Why I Write Poetry
It was the day after my 40th birthday and what should have been a peaceful transition into middle age for me began a five month ordeal. I woke just after 6am with a tremendous pain and ringing in my left ear. Scared and confused I did what most grown men would have done and called my mother. Mom suggested I take something for the pain and get myself to the emergency room.
After an almost seven hour wait the doctor examined my ear, said the drum was completely shattered and asked if I listen to extremely loud music or have been on the receiving end of any blows to the ear. I explained that I went to bed in slight discomfort and woke in extreme pain. Leaving the hospital I was optimistic. With prescriptions for pain and infection in hand I promptly scheduled a follow up visit with a specialist.
The medications I took faithfully and it’s true much of the pain was gone but there was one thing that the meds couldn’t touch. Have you ever heard the sweet sound of a teapot whistling? It’s quite pleasant for about the first twenty minutes. You see, I had a constant, often loud ringing in my ear, never ceasing, twenty four hours of every day, every moment, and every second.
Within a week of my emergency room visit I noticed a slight pimple on the left side of my face, near my ear. In a few short hours it grew to the size of a small egg and protruded from my face. This resulted in another hospital visit where the doctor enquired if I had been taking my antibiotic as prescribed.
The next four months were the worst in my life as several new and reoccurring infections popped up in various places on my body and gradually the pain meds did not work as well. It seemed as if I was on an endless cycle of doctor visits and stronger antibiotics, as the doctors agreed that they could not even think about reconstructing my eardrum until the infections were under control.
I became depressed; sleep deprived, and lost weight. For the first time in my life I could empathize with the person who might consider taking their own life. Before this time I would think such a person was weak and if I wasn’t raising a son who had already lost his mother to suicide I would have seriously considered that option.
The ringing was simply dreadful and I was slowly losing hope as I tried to function in my new job as a special education teacher. Most of my sixth grade students had behavior issues to begin with and took full advantage of the fact that I could not hear out of my left side. It was pure torture.
After a few months my mother came down from San Diego to care for me and I would often cry, curse or lose my temper. I remember being constantly agitated and looking for a fight.
The thing that transpired next literally changed my life. During a particularly painful weekend of anger and self pity my sister handed me some paper and a pen and asked me to write a poem about our dad as I would occasionally write family poems and other silly rhymes before my ear woes.
After snapping at her I decided to try. The next forty minutes went by fast as I wrote three of the most crappy poems you can imagine as well as several short rhymes. Tears of joy streamed down my face as I realized I had been so engrossed in the creative process that I was completely detached from the ringing, that awful, awful ringing. I remember thanking God as it was truly a beautiful moment and a short reprieve in over four months of suffering and chaos. It gave me hope, something to cling to and a little joy amongst the pain.

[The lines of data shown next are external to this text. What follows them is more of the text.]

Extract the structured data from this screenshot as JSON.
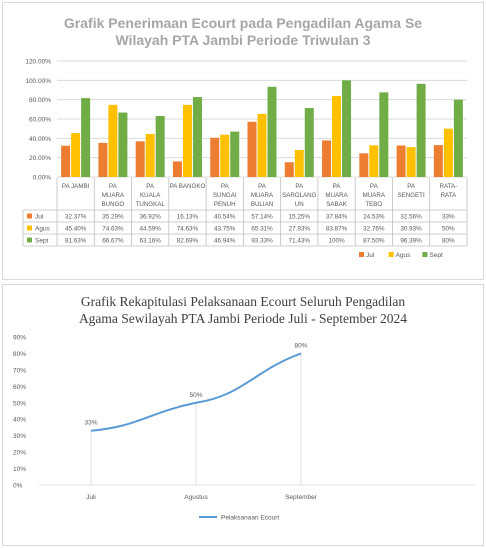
{
  "chart1": {
    "title_line1": "Grafik Penerimaan Ecourt pada Pengadilan Agama Se",
    "title_line2": "Wilayah PTA Jambi Periode Triwulan 3"
  },
  "chart2": {
    "title_line1": "Grafik Rekapitulasi Pelaksanaan Ecourt Seluruh Pengadilan",
    "title_line2": "Agama Sewilayah PTA Jambi Periode Juli - September 2024"
  },
  "chart_data": [
    {
      "type": "bar",
      "title": "Grafik Penerimaan Ecourt pada Pengadilan Agama Se Wilayah PTA Jambi Periode Triwulan 3",
      "categories": [
        [
          "PA JAMBI"
        ],
        [
          "PA",
          "MUARA",
          "BUNGO"
        ],
        [
          "PA",
          "KUALA",
          "TUNGKAL"
        ],
        [
          "PA BANGKO"
        ],
        [
          "PA",
          "SUNGAI",
          "PENUH"
        ],
        [
          "PA",
          "MUARA",
          "BULIAN"
        ],
        [
          "PA",
          "SAROLANG",
          "UN"
        ],
        [
          "PA",
          "MUARA",
          "SABAK"
        ],
        [
          "PA",
          "MUARA",
          "TEBO"
        ],
        [
          "PA",
          "SENGETI"
        ],
        [
          "RATA-",
          "RATA"
        ]
      ],
      "series": [
        {
          "name": "Jul",
          "color": "#ed7d31",
          "values": [
            32.37,
            35.29,
            36.92,
            16.13,
            40.54,
            57.14,
            15.25,
            37.84,
            24.53,
            32.56,
            33
          ],
          "labels": [
            "32.37%",
            "35.29%",
            "36.92%",
            "16.13%",
            "40.54%",
            "57.14%",
            "15.25%",
            "37.84%",
            "24.53%",
            "32.56%",
            "33%"
          ]
        },
        {
          "name": "Agus",
          "color": "#ffc000",
          "values": [
            45.4,
            74.63,
            44.59,
            74.63,
            43.75,
            65.31,
            27.93,
            83.87,
            32.76,
            30.93,
            50
          ],
          "labels": [
            "45.40%",
            "74.63%",
            "44.59%",
            "74.63%",
            "43.75%",
            "65.31%",
            "27.93%",
            "83.87%",
            "32.76%",
            "30.93%",
            "50%"
          ]
        },
        {
          "name": "Sept",
          "color": "#70ad47",
          "values": [
            81.63,
            66.67,
            63.16,
            82.69,
            46.94,
            93.33,
            71.43,
            100,
            87.5,
            96.39,
            80
          ],
          "labels": [
            "81.63%",
            "66.67%",
            "63.16%",
            "82.69%",
            "46.94%",
            "93.33%",
            "71.43%",
            "100%",
            "87.50%",
            "96.39%",
            "80%"
          ]
        }
      ],
      "yticks": [
        "0.00%",
        "20.00%",
        "40.00%",
        "60.00%",
        "80.00%",
        "100.00%",
        "120.00%"
      ],
      "ylim": [
        0,
        120
      ],
      "grid": true,
      "legend_position": "bottom-right",
      "data_table": true
    },
    {
      "type": "line",
      "title": "Grafik Rekapitulasi Pelaksanaan Ecourt Seluruh Pengadilan Agama Sewilayah PTA Jambi Periode Juli - September 2024",
      "categories": [
        "Juli",
        "Agustus",
        "September"
      ],
      "series": [
        {
          "name": "Pelaksanaan Ecourt",
          "color": "#5b9bd5",
          "values": [
            33,
            50,
            80
          ],
          "labels": [
            "33%",
            "50%",
            "80%"
          ]
        }
      ],
      "yticks": [
        "0%",
        "10%",
        "20%",
        "30%",
        "40%",
        "50%",
        "60%",
        "70%",
        "80%",
        "90%"
      ],
      "ylim": [
        0,
        90
      ],
      "grid": false,
      "legend_position": "bottom"
    }
  ]
}
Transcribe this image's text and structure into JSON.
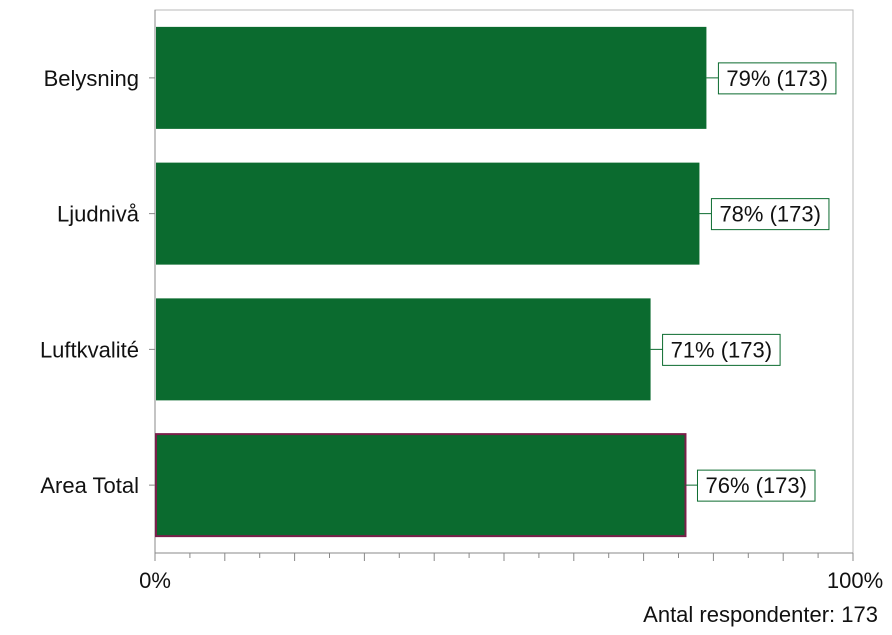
{
  "chart_data": {
    "type": "bar",
    "orientation": "horizontal",
    "categories": [
      "Belysning",
      "Ljudnivå",
      "Luftkvalité",
      "Area Total"
    ],
    "values": [
      79,
      78,
      71,
      76
    ],
    "data_labels": [
      "79% (173)",
      "78% (173)",
      "71% (173)",
      "76% (173)"
    ],
    "x_tick_labels": [
      "0%",
      "100%"
    ],
    "xlim": [
      0,
      100
    ],
    "grid": false,
    "legend": "none",
    "colors": {
      "bar": "#0b6b2f",
      "highlight_outline": "#7a1f4a",
      "label_box_border": "#0b6b2f",
      "plot_border": "#b8b8b8"
    },
    "highlight_category": "Area Total"
  },
  "footer": {
    "respondents_text": "Antal respondenter: 173"
  }
}
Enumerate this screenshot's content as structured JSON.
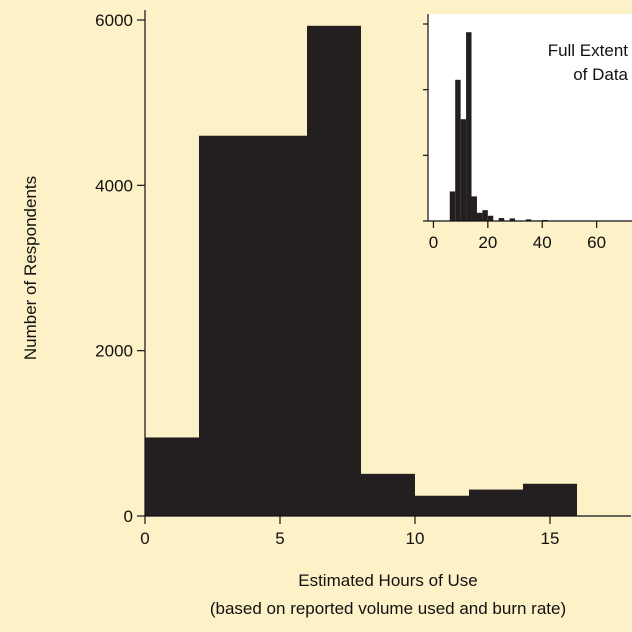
{
  "colors": {
    "background": "#fdf1c7",
    "bar": "#231f20",
    "inset_background": "#ffffff"
  },
  "chart_data": [
    {
      "type": "bar",
      "role": "main",
      "xlabel": "Estimated Hours of Use",
      "xlabel_line2": "(based on reported volume used and burn rate)",
      "ylabel": "Number of Respondents",
      "xlim": [
        0,
        18
      ],
      "ylim": [
        0,
        6000
      ],
      "x_ticks": [
        0,
        5,
        10,
        15
      ],
      "y_ticks": [
        0,
        2000,
        4000,
        6000
      ],
      "bins": [
        {
          "x0": 0,
          "x1": 2,
          "value": 950
        },
        {
          "x0": 2,
          "x1": 6,
          "value": 4600
        },
        {
          "x0": 6,
          "x1": 8,
          "value": 5930
        },
        {
          "x0": 8,
          "x1": 10,
          "value": 510
        },
        {
          "x0": 10,
          "x1": 12,
          "value": 245
        },
        {
          "x0": 12,
          "x1": 14,
          "value": 320
        },
        {
          "x0": 14,
          "x1": 16,
          "value": 390
        }
      ]
    },
    {
      "type": "bar",
      "role": "inset",
      "title_line1": "Full Extent",
      "title_line2": "of Data",
      "xlim": [
        -2,
        73
      ],
      "ylim": [
        0,
        6000
      ],
      "x_ticks": [
        0,
        20,
        40,
        60
      ],
      "y_ticks": [
        0,
        2000,
        4000,
        6000
      ],
      "bins": [
        {
          "x0": 6,
          "x1": 8,
          "value": 900
        },
        {
          "x0": 8,
          "x1": 10,
          "value": 4300
        },
        {
          "x0": 10,
          "x1": 12,
          "value": 3100
        },
        {
          "x0": 12,
          "x1": 14,
          "value": 5750
        },
        {
          "x0": 14,
          "x1": 16,
          "value": 750
        },
        {
          "x0": 16,
          "x1": 18,
          "value": 250
        },
        {
          "x0": 18,
          "x1": 20,
          "value": 330
        },
        {
          "x0": 20,
          "x1": 22,
          "value": 160
        },
        {
          "x0": 24,
          "x1": 26,
          "value": 90
        },
        {
          "x0": 28,
          "x1": 30,
          "value": 80
        },
        {
          "x0": 34,
          "x1": 36,
          "value": 50
        },
        {
          "x0": 40,
          "x1": 42,
          "value": 30
        }
      ]
    }
  ]
}
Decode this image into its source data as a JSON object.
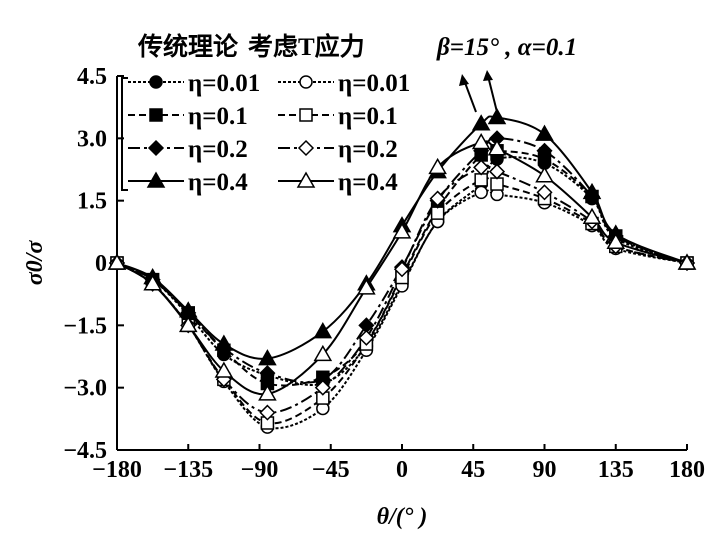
{
  "chart_data": {
    "type": "line",
    "title": "传统理论  考虑T应力    β=15° , α=0.1",
    "title_parts": {
      "left": "传统理论",
      "middle": "考虑T应力",
      "params": "β=15° , α=0.1"
    },
    "xlabel": "θ/(° )",
    "ylabel": "σ0/σ",
    "xlim": [
      -180,
      180
    ],
    "ylim": [
      -4.5,
      4.5
    ],
    "xticks": [
      -180,
      -135,
      -90,
      -45,
      0,
      45,
      90,
      135,
      180
    ],
    "xtick_labels": [
      "−180",
      "−135",
      "−90",
      "−45",
      "0",
      "45",
      "90",
      "135",
      "180"
    ],
    "yticks": [
      4.5,
      3.0,
      1.5,
      0,
      -1.5,
      -3.0,
      -4.5
    ],
    "ytick_labels": [
      "4.5",
      "3.0",
      "1.5",
      "0",
      "−1.5",
      "−3.0",
      "−4.5"
    ],
    "legend_position": "top-left",
    "grid": false,
    "x": [
      -180,
      -157.5,
      -135,
      -112.5,
      -85,
      -50,
      -22.5,
      0,
      22.5,
      50,
      60,
      90,
      120,
      135,
      180
    ],
    "series": [
      {
        "name": "η=0.01",
        "group": "传统理论",
        "marker": "circle-filled",
        "line": "dotted",
        "values": [
          0,
          -0.4,
          -1.25,
          -2.2,
          -2.7,
          -2.9,
          -2.0,
          -0.5,
          1.0,
          1.9,
          2.5,
          2.4,
          1.55,
          0.6,
          0
        ]
      },
      {
        "name": "η=0.01",
        "group": "考虑T应力",
        "marker": "circle-open",
        "line": "dotted",
        "values": [
          0,
          -0.5,
          -1.5,
          -2.85,
          -3.95,
          -3.5,
          -2.1,
          -0.55,
          1.0,
          1.7,
          1.65,
          1.45,
          0.9,
          0.35,
          0
        ]
      },
      {
        "name": "η=0.1",
        "group": "传统理论",
        "marker": "square-filled",
        "line": "dashed",
        "values": [
          0,
          -0.4,
          -1.2,
          -2.1,
          -2.9,
          -2.75,
          -1.9,
          -0.3,
          1.3,
          2.6,
          2.7,
          2.5,
          1.6,
          0.65,
          0
        ]
      },
      {
        "name": "η=0.1",
        "group": "考虑T应力",
        "marker": "square-open",
        "line": "dashed",
        "values": [
          0,
          -0.5,
          -1.5,
          -2.8,
          -3.85,
          -3.25,
          -1.95,
          -0.35,
          1.2,
          2.0,
          1.9,
          1.55,
          0.95,
          0.4,
          0
        ]
      },
      {
        "name": "η=0.2",
        "group": "传统理论",
        "marker": "diamond-filled",
        "line": "longdash",
        "values": [
          0,
          -0.4,
          -1.2,
          -2.05,
          -2.65,
          -2.8,
          -1.5,
          -0.1,
          1.5,
          2.7,
          3.0,
          2.7,
          1.6,
          0.65,
          0
        ]
      },
      {
        "name": "η=0.2",
        "group": "考虑T应力",
        "marker": "diamond-open",
        "line": "longdash",
        "values": [
          0,
          -0.5,
          -1.5,
          -2.8,
          -3.6,
          -3.0,
          -1.8,
          -0.15,
          1.55,
          2.3,
          2.2,
          1.7,
          1.0,
          0.4,
          0
        ]
      },
      {
        "name": "η=0.4",
        "group": "传统理论",
        "marker": "triangle-filled",
        "line": "solid",
        "values": [
          0,
          -0.35,
          -1.15,
          -1.95,
          -2.3,
          -1.65,
          -0.5,
          0.9,
          2.2,
          3.35,
          3.5,
          3.1,
          1.7,
          0.7,
          0
        ]
      },
      {
        "name": "η=0.4",
        "group": "考虑T应力",
        "marker": "triangle-open",
        "line": "solid",
        "values": [
          0,
          -0.5,
          -1.5,
          -2.6,
          -3.15,
          -2.2,
          -0.6,
          0.75,
          2.3,
          2.9,
          2.75,
          2.1,
          1.1,
          0.5,
          0
        ]
      }
    ]
  }
}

Within days of this one of the specialists recommended more tests and blood work and a few days later I got the call with my results. It seemed I had contracted an extremely rare staph infection quite likely during my first ER visit. This infection was fast spreading and non-responsive to any known antibiotics but it did respond to one type of medication. So I took that round of meds, all the infections went away and they reconstructed my eardrum with skin from my canal.
It’s been almost ten years since that defining moment and the best I can describe it is that my brain associates so much pleasure and the absence of pain to writing poetry. I set a goal that weekend to always improve, write at least one respectable poem a week and at least one a month that would make Shel Silverstein proud.